Aggressive patient in the emergency department

Risk factors

  • History of violent behavior/antisocial personality disorder 
  • Psychiatric illness (eg, psychosis, delirium, suicidal/homicidal ideation)
  • Substance use; acute intoxication, withdrawal
  • Prolonged wait times

Warning signs

  • Angry, irritable demeanor
  • Loud, aggressive speech, cursing, verbal threats
  • Tense posture, clenched fists, pacing
  • Desk or wall pounding, throwing objects

Management

  • Maintain a distance of 2 arm lengths; avoid direct eye contact
  • Interview with door open, clinician closer to the exit
  • Verbal deescalation
    • Use calm voice, nonconfrontational approach
    • Provide for basic needs (eg, offer food, drink, blanket)
    • Listen attentively to clarify patient's wants/needs
    • Set clear expectations that violence is unacceptable; reinforce that patient will not be harmed
    • Offer choices if appropriate (eg, oral vs intramuscular medications)
  • Chemical & physical restraint when verbal deescalation fails & violence is imminent

Initial management of agitation in the emergency department involves techniques of verbal deescalation, with chemical and physical restraints used as a last resort.  This patient is agitated and uncooperative when approached by the nurse and shows signs that he is having difficulty caring for himself (barefoot, disheveled) and may suffer from a psychotic disorder (disorganized behavior, talking to himself, paranoid).  However, the patient is communicating verbally and has not shown directed violence that endangers the staff's safety.

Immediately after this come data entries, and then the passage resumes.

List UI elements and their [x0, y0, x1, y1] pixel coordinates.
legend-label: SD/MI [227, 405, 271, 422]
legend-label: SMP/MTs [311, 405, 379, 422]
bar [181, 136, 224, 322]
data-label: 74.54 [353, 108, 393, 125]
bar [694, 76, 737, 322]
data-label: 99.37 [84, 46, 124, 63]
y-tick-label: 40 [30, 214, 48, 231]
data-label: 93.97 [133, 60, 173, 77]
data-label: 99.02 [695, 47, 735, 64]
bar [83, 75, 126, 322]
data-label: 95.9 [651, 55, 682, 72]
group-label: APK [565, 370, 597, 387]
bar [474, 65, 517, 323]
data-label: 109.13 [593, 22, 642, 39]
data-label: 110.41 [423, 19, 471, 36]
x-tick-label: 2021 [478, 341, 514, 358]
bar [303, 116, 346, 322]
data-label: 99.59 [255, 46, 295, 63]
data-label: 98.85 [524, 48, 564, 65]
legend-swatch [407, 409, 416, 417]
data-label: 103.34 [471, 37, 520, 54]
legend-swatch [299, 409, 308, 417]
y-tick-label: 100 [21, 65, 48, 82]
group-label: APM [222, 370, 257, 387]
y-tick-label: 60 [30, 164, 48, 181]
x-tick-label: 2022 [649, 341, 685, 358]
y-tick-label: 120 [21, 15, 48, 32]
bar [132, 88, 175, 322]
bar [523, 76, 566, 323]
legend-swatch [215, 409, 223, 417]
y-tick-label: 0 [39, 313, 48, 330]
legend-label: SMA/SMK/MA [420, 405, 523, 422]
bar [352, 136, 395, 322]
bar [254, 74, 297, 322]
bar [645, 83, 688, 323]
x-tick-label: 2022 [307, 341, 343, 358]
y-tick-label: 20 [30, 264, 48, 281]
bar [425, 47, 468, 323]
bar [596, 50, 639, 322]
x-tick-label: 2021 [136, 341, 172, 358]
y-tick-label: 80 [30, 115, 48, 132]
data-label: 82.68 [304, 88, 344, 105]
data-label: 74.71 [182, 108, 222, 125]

As a first step, efforts should be made to calm the patient down.  Offering the patient something to eat and drink can be effective in meeting the patient's basic human needs and defusing the situation.  Other guidelines for managing agitation include:

  • Respecting the patient's personal space
  • Using a calm voice and nonthreatening demeanor
  • Setting limits that harming oneself or the staff is unacceptable
  • Ensuring that adequate staff and security are available if the patient should become violent and need to be restrained.

Although security personnel should be on standby, confronting the patient or threatening to administer medication, to use physical restraints, or to call security risks escalating the situation (Choice C).

(Choices A and B)  Verbal deescalation techniques should be attempted first in this patient who is agitated but nonviolent.  Immediate restraint by either chemical sedation (eg, intramuscular antipsychotic) or physical means is indicated when verbal deescalation has failed and violence by a patient is imminent or has already occurred.  Prolonged use of physical restraints may result in active resistance, putting the patient at risk for electrolyte abnormalities, arrhythmias, and rhabdomyolysis.

Educational objective:
Verbal deescalation techniques should be used to calm agitated but nonviolent patients and may include the offer of something to eat and drink.  Intramuscular antipsychotic medication and physical restraints are indicated when verbal deescalation has failed and violence by a patient is imminent.